题目
链接:https://leetcode.com/problems/pancake-sorting/
**Level: ** Medium
Discription:
Given an array A, we can perform a pancake flip: We choose some positive integer k<= A.length, then reverse the order of the first k elements of A. We want to perform zero or more pancake flips (doing them one after another in succession) to sort the array A.

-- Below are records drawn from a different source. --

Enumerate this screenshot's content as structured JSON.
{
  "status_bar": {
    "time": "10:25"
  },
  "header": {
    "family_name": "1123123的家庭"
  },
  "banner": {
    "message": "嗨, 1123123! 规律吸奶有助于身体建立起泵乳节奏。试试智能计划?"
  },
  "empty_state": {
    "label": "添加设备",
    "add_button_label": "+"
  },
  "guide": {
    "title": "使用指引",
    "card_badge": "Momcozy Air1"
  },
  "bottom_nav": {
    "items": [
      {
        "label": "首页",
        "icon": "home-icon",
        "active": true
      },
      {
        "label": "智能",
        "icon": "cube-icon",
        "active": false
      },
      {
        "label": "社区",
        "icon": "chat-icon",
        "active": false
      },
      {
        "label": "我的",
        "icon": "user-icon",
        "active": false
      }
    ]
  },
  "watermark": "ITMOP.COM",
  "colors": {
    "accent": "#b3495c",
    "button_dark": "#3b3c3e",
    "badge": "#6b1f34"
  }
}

Return the k-values corresponding to a sequence of pancake flips that sort A. Any valid answer that sorts the array within 10 * A.length flips will be judged as correct.
Example 1:
Input: [3,2,4,1]
Output: [4,2,4,3]
Explanation:
We perform 4 pancake flips, with k values 4, 2, 4, and 3.
Starting state: A = [3, 2, 4, 1]
After 1st flip (k=4): A = [1, 4, 2, 3]
After 2nd flip (k=2): A = [4, 1, 2, 3]
After 3rd flip (k=4): A = [3, 2, 1, 4]
After 4th flip (k=3): A = [1, 2, 3, 4], which is sorted.
Note:
- 1 <= A.length <= 100
- A[i] is a permutation of [1, 2, ..., A.length]
代码
class Solution {
public:
vector<int> pancakeSort(vector<int>& A) {
vector<int> ret;
for(int i = 0;i < A.size()-1;i++)
{
auto maxpos = max_element(A.begin(),A.end()-i);
ret.push_back(maxpos-A.begin()+1);
ret.push_back(A.size()-i);
reverse(A.begin(),maxpos+1);
reverse(A.begin(),A.end()-i);
}
return ret;
}
};
思考
- 算法时间复杂度为O(n^2),空间复杂度为O(1),不算输出的空间。
- 这个题没想到低于n方复杂度算法,通过序列不断地交换以实现有序,好像不能低于n方了,因为快排也就是nlogn。这里注意要擅用C++的STL,reverse和max_element函数使用方便。这题还有个思路是用哈希数组记录每个值的位置,在交换时,同时交换该数组中的值,这样可以避免每次都遍历一遍数组寻找最大值。但是每次都顺带着反转位置信息数组的操作已经是O(n)复杂度了。所以对提高性能的帮助也有限,还占了O(n)的空间。